The Story of Dorset's Dairies

Paper Number: 
OP28
Summary: 

To those readers who hope for a definitive history of this family milk business, I apologise. I was bom into it and took it for granted during my early years and, as I try to delve into my memories, I find only a jumble of events which affected me personally. I have sought help from my remaining aunt (Mary Galpin, nee Hann) and from the lady who was head of the Dairy Office for over 40 years. Miss Cissy Randall. Together, we shall try to put the facts into some kind of order.

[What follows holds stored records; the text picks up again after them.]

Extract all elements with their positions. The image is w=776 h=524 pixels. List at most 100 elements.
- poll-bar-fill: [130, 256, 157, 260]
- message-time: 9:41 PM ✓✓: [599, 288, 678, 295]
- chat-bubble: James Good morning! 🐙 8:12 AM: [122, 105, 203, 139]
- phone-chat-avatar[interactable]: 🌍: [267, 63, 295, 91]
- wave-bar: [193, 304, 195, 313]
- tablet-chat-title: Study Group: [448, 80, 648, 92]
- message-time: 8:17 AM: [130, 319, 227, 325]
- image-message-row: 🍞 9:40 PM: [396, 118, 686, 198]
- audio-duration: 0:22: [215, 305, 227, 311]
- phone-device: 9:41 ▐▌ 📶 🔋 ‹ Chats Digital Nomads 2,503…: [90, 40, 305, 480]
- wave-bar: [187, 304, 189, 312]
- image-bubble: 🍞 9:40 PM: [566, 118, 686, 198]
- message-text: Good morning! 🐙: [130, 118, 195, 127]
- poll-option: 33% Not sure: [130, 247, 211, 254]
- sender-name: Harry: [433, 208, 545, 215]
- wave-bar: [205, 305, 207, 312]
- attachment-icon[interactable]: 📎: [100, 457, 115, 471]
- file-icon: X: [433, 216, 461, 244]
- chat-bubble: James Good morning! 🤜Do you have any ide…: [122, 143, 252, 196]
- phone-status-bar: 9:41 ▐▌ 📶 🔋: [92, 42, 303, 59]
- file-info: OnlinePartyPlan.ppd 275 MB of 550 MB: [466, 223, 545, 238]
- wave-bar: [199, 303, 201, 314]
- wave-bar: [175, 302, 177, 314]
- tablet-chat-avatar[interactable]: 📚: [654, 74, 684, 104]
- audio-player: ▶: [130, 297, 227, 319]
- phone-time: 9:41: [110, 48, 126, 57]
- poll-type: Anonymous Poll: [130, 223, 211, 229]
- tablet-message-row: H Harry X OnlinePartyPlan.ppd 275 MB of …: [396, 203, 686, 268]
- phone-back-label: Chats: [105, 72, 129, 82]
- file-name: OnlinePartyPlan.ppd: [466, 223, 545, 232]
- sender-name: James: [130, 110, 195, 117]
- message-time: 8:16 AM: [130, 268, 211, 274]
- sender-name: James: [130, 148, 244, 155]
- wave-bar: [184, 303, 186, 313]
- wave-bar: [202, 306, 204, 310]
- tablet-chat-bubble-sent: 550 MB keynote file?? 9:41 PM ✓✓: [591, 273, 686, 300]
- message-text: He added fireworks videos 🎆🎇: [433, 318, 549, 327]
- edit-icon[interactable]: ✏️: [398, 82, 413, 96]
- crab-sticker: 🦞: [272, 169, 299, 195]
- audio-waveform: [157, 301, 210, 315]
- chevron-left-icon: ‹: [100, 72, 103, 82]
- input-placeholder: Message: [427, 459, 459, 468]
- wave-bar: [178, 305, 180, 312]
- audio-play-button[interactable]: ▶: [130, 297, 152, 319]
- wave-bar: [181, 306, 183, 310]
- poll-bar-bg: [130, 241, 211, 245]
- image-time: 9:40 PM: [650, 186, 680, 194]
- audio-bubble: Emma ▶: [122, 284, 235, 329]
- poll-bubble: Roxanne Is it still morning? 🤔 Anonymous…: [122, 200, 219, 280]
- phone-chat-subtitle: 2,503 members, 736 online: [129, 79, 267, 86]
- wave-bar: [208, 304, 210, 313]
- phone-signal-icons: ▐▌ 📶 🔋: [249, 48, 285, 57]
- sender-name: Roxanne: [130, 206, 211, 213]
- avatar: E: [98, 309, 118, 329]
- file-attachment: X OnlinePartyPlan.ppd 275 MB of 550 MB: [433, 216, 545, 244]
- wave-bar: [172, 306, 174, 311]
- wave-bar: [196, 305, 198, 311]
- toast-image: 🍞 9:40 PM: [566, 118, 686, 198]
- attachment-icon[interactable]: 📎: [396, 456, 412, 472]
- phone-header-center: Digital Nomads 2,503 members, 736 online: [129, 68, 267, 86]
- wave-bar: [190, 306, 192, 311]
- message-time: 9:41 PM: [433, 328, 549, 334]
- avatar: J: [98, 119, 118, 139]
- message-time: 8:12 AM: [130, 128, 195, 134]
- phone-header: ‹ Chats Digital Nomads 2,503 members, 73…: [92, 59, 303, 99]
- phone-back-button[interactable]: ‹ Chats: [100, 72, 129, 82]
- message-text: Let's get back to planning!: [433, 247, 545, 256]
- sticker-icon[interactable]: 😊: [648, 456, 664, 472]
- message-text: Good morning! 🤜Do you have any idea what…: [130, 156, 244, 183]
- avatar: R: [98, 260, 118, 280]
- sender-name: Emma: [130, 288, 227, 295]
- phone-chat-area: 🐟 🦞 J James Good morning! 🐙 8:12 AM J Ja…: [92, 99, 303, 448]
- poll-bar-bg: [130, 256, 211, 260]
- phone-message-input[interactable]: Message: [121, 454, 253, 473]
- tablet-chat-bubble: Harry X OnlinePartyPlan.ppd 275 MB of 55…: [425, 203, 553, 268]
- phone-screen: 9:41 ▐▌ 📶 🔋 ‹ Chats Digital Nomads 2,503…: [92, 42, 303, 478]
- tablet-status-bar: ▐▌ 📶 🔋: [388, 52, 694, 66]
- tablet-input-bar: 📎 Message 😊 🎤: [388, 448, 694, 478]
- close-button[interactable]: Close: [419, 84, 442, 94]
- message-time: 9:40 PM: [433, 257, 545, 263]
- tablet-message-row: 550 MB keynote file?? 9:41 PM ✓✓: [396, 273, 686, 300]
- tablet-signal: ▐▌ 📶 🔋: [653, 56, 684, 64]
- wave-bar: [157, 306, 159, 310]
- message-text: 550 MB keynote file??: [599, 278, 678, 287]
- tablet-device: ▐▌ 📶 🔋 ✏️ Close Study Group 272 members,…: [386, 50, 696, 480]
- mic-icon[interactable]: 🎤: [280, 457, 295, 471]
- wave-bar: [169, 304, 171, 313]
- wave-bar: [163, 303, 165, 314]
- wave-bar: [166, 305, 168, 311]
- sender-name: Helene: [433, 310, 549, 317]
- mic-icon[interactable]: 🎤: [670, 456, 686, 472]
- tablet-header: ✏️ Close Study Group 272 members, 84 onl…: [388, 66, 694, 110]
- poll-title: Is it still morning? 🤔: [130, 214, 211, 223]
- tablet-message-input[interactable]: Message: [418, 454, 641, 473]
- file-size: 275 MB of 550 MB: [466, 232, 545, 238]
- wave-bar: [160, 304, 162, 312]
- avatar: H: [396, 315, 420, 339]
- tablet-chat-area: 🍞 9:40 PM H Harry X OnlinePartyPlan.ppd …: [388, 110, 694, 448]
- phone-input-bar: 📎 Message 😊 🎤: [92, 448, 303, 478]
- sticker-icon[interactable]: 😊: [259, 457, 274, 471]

The first James Hann, my grandfather, left home in Nether Compton, Dorset, as a young man, to seek his fortune in London. He looked after the stables for the original James Greig, the wellknown family grocery firm. It was said that one night grandfather found the body of one of Jack the Ripper’s victims on the doorstep of the stables. When the railway came to Eastleigh, he moved down too. That was in 1903 and he established a tiny milk business based at 76 Market Street. (Later this became Mr. Morris’s sweet shop where we could buy halfpenny ice-creams, made with real cream supplied by my father.) There were two children, Harry, a bit of a tear-away (he was away fighting in the 1914-18 war) and Mary, who worked in the business until she married another milkman and moved away. In 1916, James Hann had the pportunity to move a few doors up the street, to No.68, owned then by Mr. Groves, and where the premises at the back gave better scope for expansion and where there was stabling for at least three horses. From there, grandfather would set out twice daily, helped by his daughter Mary, starting the first round at 5.30. a.m. each morning,with a huge copper chum in a smartly painted cart. Through good, efficient service, the customer numbers began to grow, although there were many other small dairymen at the time and competition was extremely keen.